Qué equivocado estabas y lo sigues aún en creer que imponiéndome leyes obsoletas, dogmas caducos y nefastos que sólo trataron con la muerte a aquellos que te contradecían, lograrás en mí hacer un adepto. Qué equivocado estás, y sigues manteniendo el yugo sobre mi cuello y mi sangre regada por toda esta tierra americana,  tan sólo porque no me doblego y te sirvo,  porque te sientes grande cuando en realidad eres inferior a mí. Por tu falta de amor y conciencia hacia tus semejantes. Y no te sientas grande por tu estatura y tus ojos de color o por tu capacidad bélica o económica  que para mí, tú eres el ignorante, por no saber compartir la tierra y el agua que nos rodea, y de esta naturaleza que nos ha sido regalada a ti blanco pelo amarillo y a mi indio moreno callado.

¡Y qué! El mundo es tan tuyo como mío pues respiramos el mismo aire y nos alumbra el único y mismo sol. Y te morirás en tu palacio y yo en la selva y tú, ataviado con finos ropajes, y yo… desnudo quedaré al filo del río, así comprenderás que terminamos iguales nuestra jornada. ¿Cuál fue la diferencia? Entonces, ¿por qué me hieres con imposiciones tontas y controlas mis fronteras con reglas a tu conveniencia a costa de mi sufrimiento?

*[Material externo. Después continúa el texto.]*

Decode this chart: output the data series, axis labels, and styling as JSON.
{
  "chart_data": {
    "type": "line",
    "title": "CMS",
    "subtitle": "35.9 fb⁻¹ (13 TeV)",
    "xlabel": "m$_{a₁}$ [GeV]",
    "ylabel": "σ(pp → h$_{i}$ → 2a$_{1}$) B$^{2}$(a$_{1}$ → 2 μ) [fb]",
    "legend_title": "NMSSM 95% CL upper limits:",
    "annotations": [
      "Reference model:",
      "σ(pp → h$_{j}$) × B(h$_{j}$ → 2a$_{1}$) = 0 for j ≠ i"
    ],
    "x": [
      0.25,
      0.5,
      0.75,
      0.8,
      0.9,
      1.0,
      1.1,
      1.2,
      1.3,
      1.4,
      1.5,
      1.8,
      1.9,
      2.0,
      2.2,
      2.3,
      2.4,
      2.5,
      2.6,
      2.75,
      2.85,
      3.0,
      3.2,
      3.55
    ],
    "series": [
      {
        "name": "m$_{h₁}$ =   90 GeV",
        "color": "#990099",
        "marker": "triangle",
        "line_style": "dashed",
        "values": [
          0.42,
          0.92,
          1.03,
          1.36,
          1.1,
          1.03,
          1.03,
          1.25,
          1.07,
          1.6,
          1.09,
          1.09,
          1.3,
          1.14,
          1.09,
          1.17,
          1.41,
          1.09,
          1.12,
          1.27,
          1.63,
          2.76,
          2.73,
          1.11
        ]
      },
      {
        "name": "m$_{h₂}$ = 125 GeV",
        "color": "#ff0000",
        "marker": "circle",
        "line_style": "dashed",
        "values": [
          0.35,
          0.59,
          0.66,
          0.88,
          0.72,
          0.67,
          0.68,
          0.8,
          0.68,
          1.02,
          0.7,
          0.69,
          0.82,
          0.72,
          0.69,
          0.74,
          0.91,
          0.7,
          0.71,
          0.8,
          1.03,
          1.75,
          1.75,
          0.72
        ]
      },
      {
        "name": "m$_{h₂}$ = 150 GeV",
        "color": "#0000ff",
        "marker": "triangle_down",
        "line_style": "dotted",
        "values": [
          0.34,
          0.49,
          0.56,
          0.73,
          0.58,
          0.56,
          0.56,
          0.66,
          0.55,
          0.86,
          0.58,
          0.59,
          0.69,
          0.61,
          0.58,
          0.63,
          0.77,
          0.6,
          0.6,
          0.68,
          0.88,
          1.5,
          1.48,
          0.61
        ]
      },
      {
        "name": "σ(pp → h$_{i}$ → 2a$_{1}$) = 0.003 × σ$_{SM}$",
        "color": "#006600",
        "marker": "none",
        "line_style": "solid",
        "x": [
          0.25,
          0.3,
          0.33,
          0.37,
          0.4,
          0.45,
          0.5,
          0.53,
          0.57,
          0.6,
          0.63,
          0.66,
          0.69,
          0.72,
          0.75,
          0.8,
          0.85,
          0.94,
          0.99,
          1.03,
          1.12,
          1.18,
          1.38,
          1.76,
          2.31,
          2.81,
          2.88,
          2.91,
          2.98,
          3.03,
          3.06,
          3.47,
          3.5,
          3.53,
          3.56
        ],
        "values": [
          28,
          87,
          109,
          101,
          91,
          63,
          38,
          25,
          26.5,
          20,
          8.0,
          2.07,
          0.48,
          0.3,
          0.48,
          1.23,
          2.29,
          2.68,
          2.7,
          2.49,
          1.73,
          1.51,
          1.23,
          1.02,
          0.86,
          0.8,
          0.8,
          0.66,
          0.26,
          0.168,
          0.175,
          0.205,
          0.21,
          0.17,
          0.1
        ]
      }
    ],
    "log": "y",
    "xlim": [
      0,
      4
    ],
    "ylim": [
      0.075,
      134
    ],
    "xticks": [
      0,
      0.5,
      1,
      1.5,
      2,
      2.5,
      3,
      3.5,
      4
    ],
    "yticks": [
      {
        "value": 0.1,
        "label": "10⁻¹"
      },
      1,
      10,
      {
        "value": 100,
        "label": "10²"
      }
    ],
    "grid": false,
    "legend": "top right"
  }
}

Sigues pisando mi suelo que nunca ha sido tuyo y burlándote de mis creencias que te han superado,  porque te lo he demostrado con los monumentos y pirámides que construí haciendo gala de geometría y perfección, y que tu eclesiástica ignorancia nunca comprendió.

Déjame ya en paz para vivir en mejor contacto con mis ancestros. Sálte de mis tierras chiapanecas y terminemos de una vez con la farsa “enmarcada” que el sistema de la época salinista nos legó y que por sexenios hemos tenido que soportar.

Déjame ser libre como el ave, sutil como soy, al igual que  el viento lo es al despeinar mi largo cabello. Déjame vivir en la inmensidad  de mi pasado lleno de gloria que una vez destrozaste, y con la sangre derramada has cultivado el odio que antes era amor y que profesan en silencio mis templos y pirámides, mis estelas y juegos de pelota que yacen en espera de nueva vida.

 ¡Oh Kukulcán corazón del cielo! Rescata a esta tu tierra nativa hecha de barro y maíz de la infamia trasatlántica que continúa acechándonos; comunícale al blanco de los ojos claros y de amarilla cabellera que nos deje en paz, que respete a nuestra gente y regrese en sus casas flotantes por donde llegó, pero que también se lleve todo lo malo que nos trajo y que tanto dolor nos ha causado. ¿El oro y la plata? ¡Se los regalamos!

Dile al oportunista nacional o extranjero que no joda más, y al de la silla presidencial que nos respete por lo menos, ya que no ayuda, y a todos los dogmas importados con sello transnacional, que ya no nos molesten, pues  no podrán reparar tantos siglos de amargura y que al comienzo de este milenio queremos vivir en paz.

Lo digo yo, el indio, que soy un volcán y escupe fuego para así calcinar las impurezas que existen en mi pueblo.